De la Belgique à la Drôme Provençale : un parcours façonné par l'accueil
Pascal est Belge d'origine. C'est le climat du sud de la France qui a poussé sa famille à quitter la Belgique pour s'installer en Drôme. Ce qui devait être une simple maison secondaire est rapidement devenu bien plus : une chambre d'hôtes, une aventure familiale qui durera 21 ans.
Pendant toutes ces années, Pascal a tout fait. La cuisine, le service, les chambres, les jardins, le linge, les courses. Il a appris sur le terrain, jour après jour. Il est devenu ce que ses collègues décrivent aujourd'hui au Domaine du Colombier : l'homme de tous les postes.
Diplômé en cuisine, cette formation se ressent dans sa façon d'appréhender le petit-déjeuner. Dès qu'un renfort est nécessaire aux fourneaux, Pascal prend le relais sans hésiter. Œufs, compotes, garnitures : il maîtrise chaque préparation. Polyvalent, discret, toujours en mouvement.
Quand on lui demande ce qui a changé en passant de sa maison d'hôtes à un hôtel 5 étoiles, sa réponse est désarmante de simplicité : « C'est juste la quantité de personnes. »
L'art du lien humain au petit-déjeuner
Au Domaine du Colombier, le petit-déjeuner n'est pas un simple repas. C'est un moment privilégié, souvent le premier contact de la journée entre nos équipes et nos clients. Et Pascal en a fait son terrain d'excellence.
Ce qui le distingue, c'est une mémoire remarquable et un sens inné du lien. Un client qu'il n'a vu qu'une seule fois, des mois auparavant, il se souvient de son nom, de son histoire, de la façon dont il prend son café. Les habitués du Domaine ne s'y trompent pas : certains demandent même au moment de la réservation si « le petit Belge » sera là pour les accueillir.
Et quand un client belge s'installe à table, quelques mots en flamand suffisent à faire naître un sourire complice. Pascal parle à tout le monde. Il écoute, il plaisante, il retient. Il confie être timide dans sa vie personnelle, mais face aux clients, il se transforme. Sur dix clients, il échange avec dix.
Quand on lui demande ce qu'est un petit-déjeuner réussi, Pascal n'hésite pas : « Un client qui est content. » Tout est dit.
Le petit soleil du Domaine du Colombier
Son rituel personnel avant d'arriver ? Une tasse de café. Et c'est parti. Il confie que dès qu'il ouvre les yeux, il pense déjà à sa journée de travail.
Quand on demande à l'équipe du Domaine de décrire Pascal en un mot, il anticipe : « le farceur ». Mais au quotidien, le surnom que tout le monde lui donne est autre.
Le petit soleil du matin.
Parce que c'est exactement ce qu'il est.
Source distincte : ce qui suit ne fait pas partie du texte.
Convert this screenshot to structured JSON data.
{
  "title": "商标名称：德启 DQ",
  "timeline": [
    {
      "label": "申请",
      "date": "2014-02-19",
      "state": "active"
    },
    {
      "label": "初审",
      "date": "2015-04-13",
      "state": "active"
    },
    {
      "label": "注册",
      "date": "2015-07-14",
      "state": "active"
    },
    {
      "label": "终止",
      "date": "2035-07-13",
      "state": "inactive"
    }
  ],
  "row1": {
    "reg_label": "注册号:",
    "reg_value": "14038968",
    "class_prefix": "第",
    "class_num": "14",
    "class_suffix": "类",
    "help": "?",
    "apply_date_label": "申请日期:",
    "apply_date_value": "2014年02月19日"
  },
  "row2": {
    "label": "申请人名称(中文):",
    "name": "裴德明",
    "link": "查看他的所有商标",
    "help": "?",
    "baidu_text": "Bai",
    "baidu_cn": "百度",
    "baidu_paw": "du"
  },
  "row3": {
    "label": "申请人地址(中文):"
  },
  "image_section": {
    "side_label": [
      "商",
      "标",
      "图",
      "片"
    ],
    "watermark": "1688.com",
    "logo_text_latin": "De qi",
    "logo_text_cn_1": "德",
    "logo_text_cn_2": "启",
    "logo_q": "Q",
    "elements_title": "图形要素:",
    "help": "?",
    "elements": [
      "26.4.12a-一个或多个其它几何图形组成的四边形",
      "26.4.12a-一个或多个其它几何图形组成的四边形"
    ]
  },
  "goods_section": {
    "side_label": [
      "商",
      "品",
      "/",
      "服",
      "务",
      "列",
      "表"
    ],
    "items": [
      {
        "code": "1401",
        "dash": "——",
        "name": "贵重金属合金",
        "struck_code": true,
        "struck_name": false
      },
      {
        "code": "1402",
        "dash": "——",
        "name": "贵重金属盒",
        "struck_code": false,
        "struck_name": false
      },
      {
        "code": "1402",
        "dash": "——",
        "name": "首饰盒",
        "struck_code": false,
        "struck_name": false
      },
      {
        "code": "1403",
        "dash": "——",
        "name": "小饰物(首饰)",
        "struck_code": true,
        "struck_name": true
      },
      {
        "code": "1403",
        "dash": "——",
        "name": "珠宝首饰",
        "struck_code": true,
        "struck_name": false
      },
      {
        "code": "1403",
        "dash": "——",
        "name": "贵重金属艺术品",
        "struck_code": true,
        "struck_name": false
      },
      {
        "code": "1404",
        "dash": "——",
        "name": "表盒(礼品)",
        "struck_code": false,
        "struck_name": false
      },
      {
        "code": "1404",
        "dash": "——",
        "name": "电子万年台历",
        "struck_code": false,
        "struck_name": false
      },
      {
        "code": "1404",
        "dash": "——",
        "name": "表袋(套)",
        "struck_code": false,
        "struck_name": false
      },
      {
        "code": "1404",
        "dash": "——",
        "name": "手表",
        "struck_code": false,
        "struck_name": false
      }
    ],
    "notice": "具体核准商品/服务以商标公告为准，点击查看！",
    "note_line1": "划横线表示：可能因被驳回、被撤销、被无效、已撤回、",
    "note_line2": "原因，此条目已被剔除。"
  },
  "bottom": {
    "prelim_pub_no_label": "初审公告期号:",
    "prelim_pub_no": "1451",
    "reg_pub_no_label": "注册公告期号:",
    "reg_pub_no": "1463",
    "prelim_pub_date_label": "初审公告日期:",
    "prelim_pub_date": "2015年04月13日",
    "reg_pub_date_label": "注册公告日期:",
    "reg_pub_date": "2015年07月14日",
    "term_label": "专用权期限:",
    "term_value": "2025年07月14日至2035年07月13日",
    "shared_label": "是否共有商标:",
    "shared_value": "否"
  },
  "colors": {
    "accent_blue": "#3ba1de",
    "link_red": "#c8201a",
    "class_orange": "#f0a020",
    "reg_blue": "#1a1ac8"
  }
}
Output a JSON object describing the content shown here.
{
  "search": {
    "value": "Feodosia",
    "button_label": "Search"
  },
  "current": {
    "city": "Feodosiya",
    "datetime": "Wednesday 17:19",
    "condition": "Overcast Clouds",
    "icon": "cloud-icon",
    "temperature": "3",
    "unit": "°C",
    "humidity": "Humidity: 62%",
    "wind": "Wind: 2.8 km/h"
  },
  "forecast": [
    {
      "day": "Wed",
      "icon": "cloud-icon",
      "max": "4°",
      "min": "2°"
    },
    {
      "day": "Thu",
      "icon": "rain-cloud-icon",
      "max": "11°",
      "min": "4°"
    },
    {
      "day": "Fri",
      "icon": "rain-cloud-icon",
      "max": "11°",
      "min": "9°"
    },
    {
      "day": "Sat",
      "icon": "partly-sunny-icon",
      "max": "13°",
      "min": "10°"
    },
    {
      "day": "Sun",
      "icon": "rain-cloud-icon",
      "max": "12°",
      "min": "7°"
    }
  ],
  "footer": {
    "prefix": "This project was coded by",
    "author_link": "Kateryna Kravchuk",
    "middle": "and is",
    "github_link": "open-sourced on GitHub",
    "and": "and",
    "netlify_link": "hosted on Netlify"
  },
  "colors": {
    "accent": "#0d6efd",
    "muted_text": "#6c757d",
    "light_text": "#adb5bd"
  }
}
Un homme qui éclaire le premier moment de votre journée, avec la générosité de quelqu'un qui a passé sa vie à accueillir les autres.
« L'accueil, on ne peut pas l'apprendre. C'est quelque chose que tu as en toi ou pas. C'est un don. »
Pascal l'a. Et au Domaine du Colombier, chaque matin depuis le 5 avril 2025, il le prouve dès 5h15.